Mi viene da aggiungere che è anzitutto grazie alla scuola, pur nelle sue note difficoltà, che cerchiamo di testimoniare ogni giorno le parole del Presidente.
Il 2 giugno del 1946, dunque, come data simbolo della nascita del nostro sistema Paese, che anticiperà di due anni la nostra bella Costituzione.
Sarà il “principio persona”, con il conseguente “principio responsabilità”, a disegnare le varie parti di questa Costituzione, sperando che possano trovare accoglienza poi nella vita reale.
La cornice sarà la democrazia rappresentativa, più volte, nei decenni successivi, messa in discussione.
Eppure imprescindibile, proprio per quel principio-persona.
Grandi momenti di solidarietà e grandi momenti di narcisismo e di arroganza del potere fine a se stesso hanno segnato questa nostra fragile democrazia.
Forse che, una volta fatta l’Italia, per riprendere una retorica risorgimentale, rimaneva ancora da fare gli italiani?
La scuola ha fatto il suo compito, per questo destino comune, ma la scuola da sola non può tutto.
Non può cioè sostituirsi al compito che deve trasversale di presa di coscienza, appunto, di un destino comune oltre i mille interessi individuali, di clan, di gruppi di interesse, di casta.
Resta lo sfondo assistenzialistico, deresponsabilizzante, che ci ha sempre accompagnato, un vero legno storto del nostro sistema Paese.
Le divisioni e le criticità allora avvertite sono ancora le nostre, purtroppo.
Ricordo solo le parole, riprese ieri, di Andrea Crisanti, artefice del modello Veneto sulla prima fase del coronavirus: dopo le esperienze a Basilea, Heidelberg e Londra, da meno di sette mesi tornato in Italia, ha visto che mancano in Italia “la cultura della trasparenza, del merito e della competenza, che in Inghilterra esiste e qui in Italia fatica ad essere riconosciuta.”
Qui la scuola potrebbe dire tante cose, se non fosse in mano ad un sistema centralizzato, incapace di orientare e gestire una organizzazione periferiche che impiega, seconda agenzia al mondo dopo il Pentagono, un milione di addetti.
Quale trasparenza, quale etica della responsabilità, quale cultura del merito?
Forse che sia questa la radice delle difficoltà attuali?
Riprendo la felice sintesi di uno studioso veneto non accademico, Romano Zanon:
1. L’ormai totale assenza di fiducia reciproca tra cittadino e istituzione, oltre alla mancanza di rispetto, altrettanto reciproca;
2. La grande cortina burocratica, una sorta di muschio o erbaccia che si insinua tra le fessure riuscendo ad aprire crepe anche nel cemento;
3. La caduta libera della rappresentatività, nonché il gioco dello scaricabarile, estesi ovunque, pandemici;
4. La corruzione, l’evasione fiscale, la malavita organizzata che riescono a fiorire non troppo disturbate ed estremamente nocive, tossiche.
Questi elementi, aggiunge Zanon, possono innescare la fine stessa di ogni democrazia, di ogni repubblica, di ogni struttura sociale; sono come il detonatore e l’esplosivo, solo che mancano movente e dinamitardo.

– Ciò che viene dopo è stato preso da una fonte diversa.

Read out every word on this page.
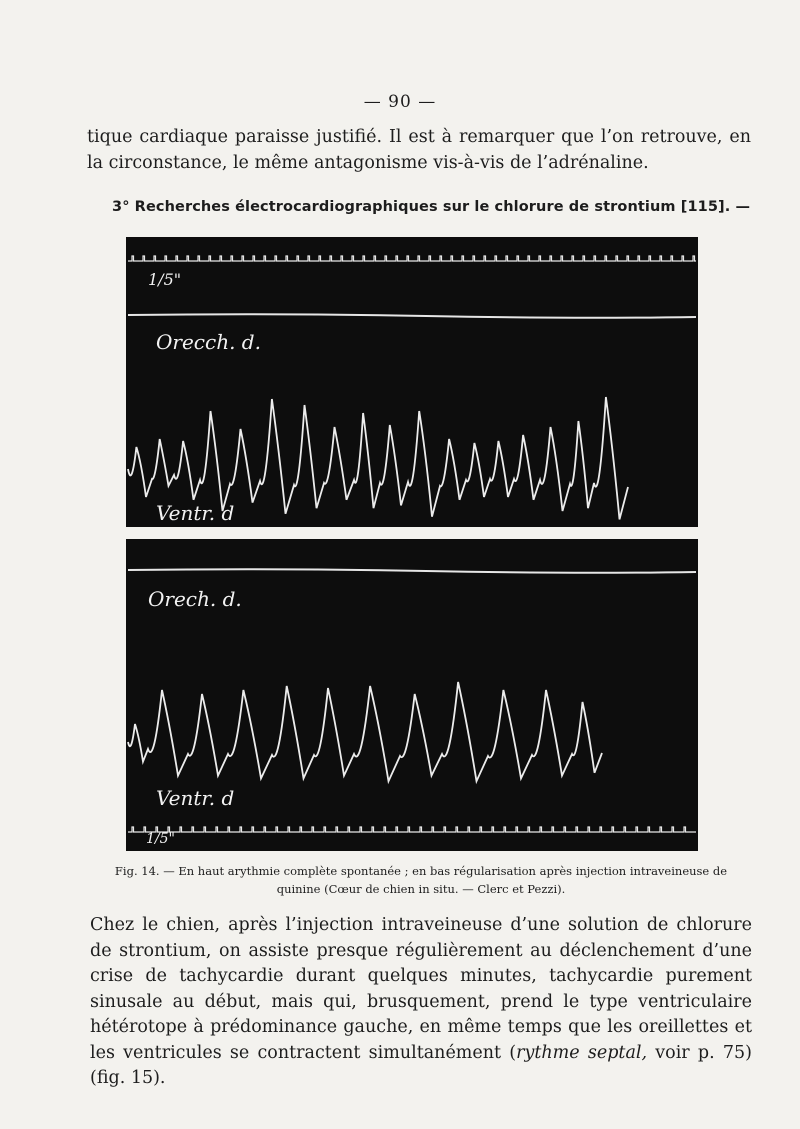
— 90 —
tique cardiaque paraisse justifié. Il est à remarquer que l’on retrouve, en la circonstance, le même antagonisme vis-à-vis de l’adrénaline.
3° Recherches électrocardiographiques sur le chlorure de strontium [115]. —
1/5"
Oreccℎ. d.
Ventr. d
Orecℎ. d.
Ventr. d
1/5"
Fig. 14. — En haut arythmie complète spontanée ; en bas régularisation après injection intraveineuse de
quinine (Cœur de chien in situ. — Clerc et Pezzi).
Chez le chien, après l’injection intraveineuse d’une solution de chlorure de strontium, on assiste presque régulièrement au déclenchement d’une crise de tachycardie durant quelques minutes, tachycardie purement sinusale au début, mais qui, brusquement, prend le type ventriculaire hétérotope à prédominance gauche, en même temps que les oreillettes et les ventricules se contractent simultanément (rythme septal, voir p. 75) (fig. 15).
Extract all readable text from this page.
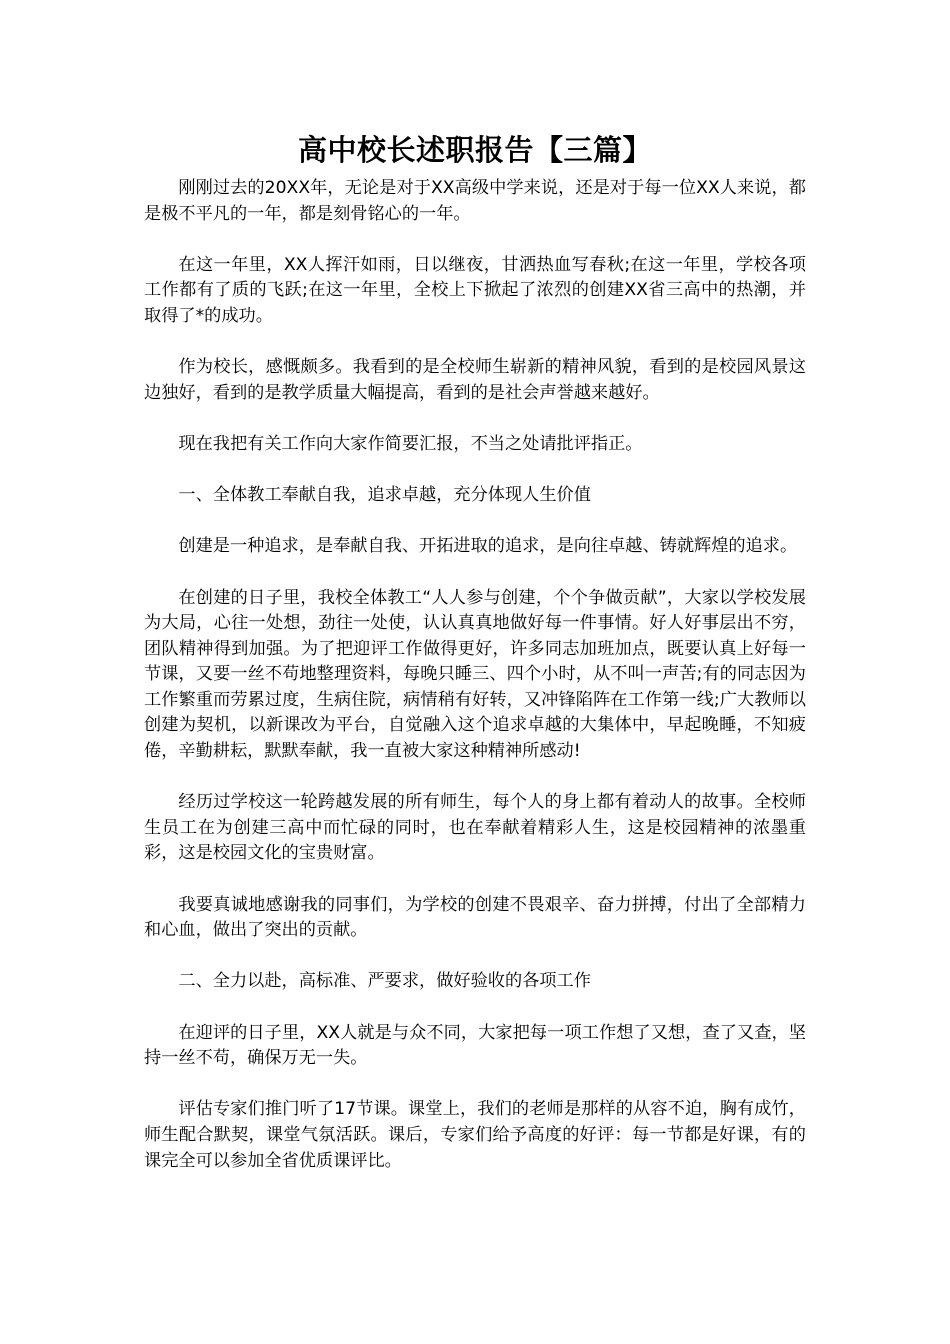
高中校长述职报告【三篇】

刚刚过去的20XX年，无论是对于XX高级中学来说，还是对于每一位XX人来说，都是极不平凡的一年，都是刻骨铭心的一年。

在这一年里，XX人挥汗如雨，日以继夜，甘洒热血写春秋;在这一年里，学校各项工作都有了质的飞跃;在这一年里，全校上下掀起了浓烈的创建XX省三高中的热潮，并取得了*的成功。

作为校长，感慨颇多。我看到的是全校师生崭新的精神风貌，看到的是校园风景这边独好，看到的是教学质量大幅提高，看到的是社会声誉越来越好。

现在我把有关工作向大家作简要汇报，不当之处请批评指正。

一、全体教工奉献自我，追求卓越，充分体现人生价值

创建是一种追求，是奉献自我、开拓进取的追求，是向往卓越、铸就辉煌的追求。

在创建的日子里，我校全体教工“人人参与创建，个个争做贡献”，大家以学校发展为大局，心往一处想，劲往一处使，认认真真地做好每一件事情。好人好事层出不穷，团队精神得到加强。为了把迎评工作做得更好，许多同志加班加点，既要认真上好每一节课，又要一丝不苟地整理资料，每晚只睡三、四个小时，从不叫一声苦;有的同志因为工作繁重而劳累过度，生病住院，病情稍有好转，又冲锋陷阵在工作第一线;广大教师以创建为契机，以新课改为平台，自觉融入这个追求卓越的大集体中，早起晚睡，不知疲倦，辛勤耕耘，默默奉献，我一直被大家这种精神所感动!

经历过学校这一轮跨越发展的所有师生，每个人的身上都有着动人的故事。全校师生员工在为创建三高中而忙碌的同时，也在奉献着精彩人生，这是校园精神的浓墨重彩，这是校园文化的宝贵财富。

我要真诚地感谢我的同事们，为学校的创建不畏艰辛、奋力拼搏，付出了全部精力和心血，做出了突出的贡献。

二、全力以赴，高标准、严要求，做好验收的各项工作

在迎评的日子里，XX人就是与众不同，大家把每一项工作想了又想，查了又查，坚持一丝不苟，确保万无一失。

评估专家们推门听了17节课。课堂上，我们的老师是那样的从容不迫，胸有成竹，师生配合默契，课堂气氛活跃。课后，专家们给予高度的好评：每一节都是好课，有的课完全可以参加全省优质课评比。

E sono soprattutto dei rallentatori, degli inneschi della paralisi già fomentata dall’eccessiva concentrazione di ricchezza sterile che colpisce tutto il mondo.

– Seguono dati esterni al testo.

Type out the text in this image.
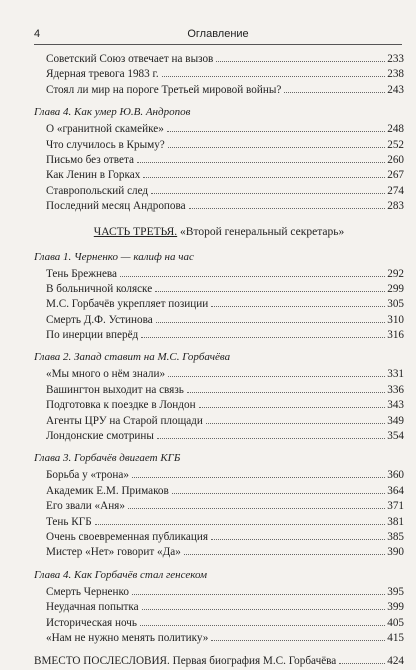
4	Оглавление
Советский Союз отвечает на вызов	233
Ядерная тревога 1983 г.	238
Стоял ли мир на пороге Третьей мировой войны?	243
Глава 4. Как умер Ю.В. Андропов
О «гранитной скамейке»	248
Что случилось в Крыму?	252
Письмо без ответа	260
Как Ленин в Горках	267
Ставропольский след	274
Последний месяц Андропова	283
ЧАСТЬ ТРЕТЬЯ. «Второй генеральный секретарь»
Глава 1. Черненко — калиф на час
Тень Брежнева	292
В больничной коляске	299
М.С. Горбачёв укрепляет позиции	305
Смерть Д.Ф. Устинова	310
По инерции вперёд	316
Глава 2. Запад ставит на М.С. Горбачёва
«Мы много о нём знали»	331
Вашингтон выходит на связь	336
Подготовка к поездке в Лондон	343
Агенты ЦРУ на Старой площади	349
Лондонские смотрины	354
Глава 3. Горбачёв двигает КГБ
Борьба у «трона»	360
Академик Е.М. Примаков	364
Его звали «Аня»	371
Тень КГБ	381
Очень своевременная публикация	385
Мистер «Нет» говорит «Да»	390
Глава 4. Как Горбачёв стал генсеком
Смерть Черненко	395
Неудачная попытка	399
Историческая ночь	405
«Нам не нужно менять политику»	415
ВМЕСТО ПОСЛЕСЛОВИЯ. Первая биография М.С. Горбачёва	424
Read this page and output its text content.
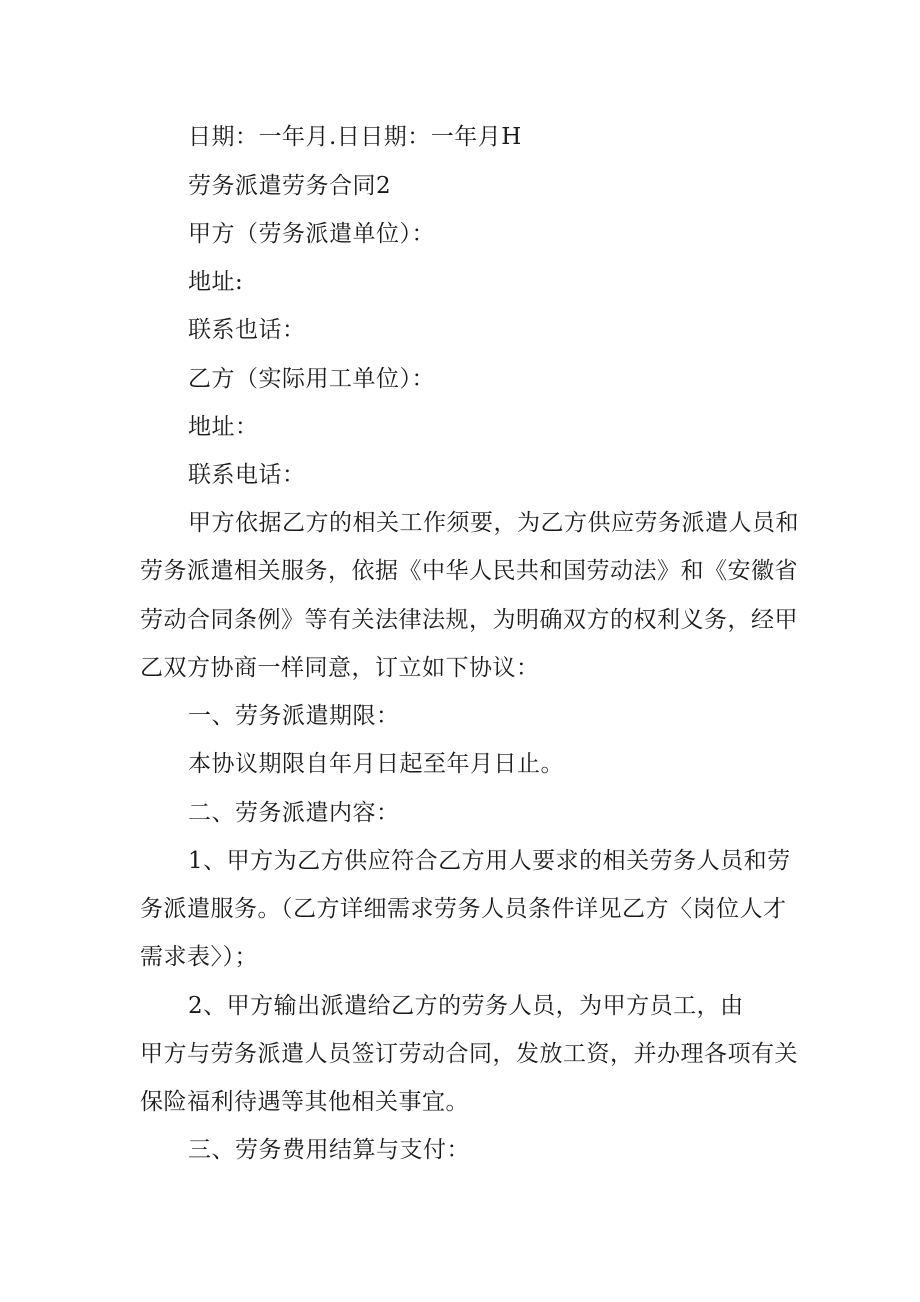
日期：一年月.日日期：一年月H
劳务派遣劳务合同2
甲方（劳务派遣单位）：
地址:
联系也话：
乙方（实际用工单位）：
地址：
联系电话：
甲方依据乙方的相关工作须要，为乙方供应劳务派遣人员和
劳务派遣相关服务，依据《中华人民共和国劳动法》和《安徽省
劳动合同条例》等有关法律法规，为明确双方的权利义务，经甲
乙双方协商一样同意，订立如下协议：
一、劳务派遣期限：
本协议期限自年月日起至年月日止。
二、劳务派遣内容：
1、甲方为乙方供应符合乙方用人要求的相关劳务人员和劳
务派遣服务。（乙方详细需求劳务人员条件详见乙方〈岗位人才
需求表〉）；
2、甲方输出派遣给乙方的劳务人员，为甲方员工，由
甲方与劳务派遣人员签订劳动合同，发放工资，并办理各项有关
保险福利待遇等其他相关事宜。
三、劳务费用结算与支付：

Come si vede, parole essenziali, che sappiamo da subito essere vere.
E gli italiani? A modo nostro, precisa sempre Zanon, ci siamo, un poco cialtroni e disseminati di varianti non solo dialettali, però ci siamo. Difficili da controllare e governare, anche se solidali e generosi. Pecoroni e assieme creativi, spontanei, empatici, volonterosi.
Ah, se questo 2 giugno fosse inteso, vista la tragicità di questi mesi, come un nuovo inizio per la nostra società e per le nostre istituzioni!
Oggi non è nemmeno una vera festa, conclude Zanon, i negozi apriranno, il libero mercato di cose e persone governa il mondo, un freddo algoritmo che non conosce la storia confezionata dai perdenti, intrisa di sacrifici e condita di passioni. È all’oscuro di tutto, un narcisismo onnipotente che ignora l’uomo e le sue conquiste, così le calpesta per noncuranza. E noi glielo lasciamo fare.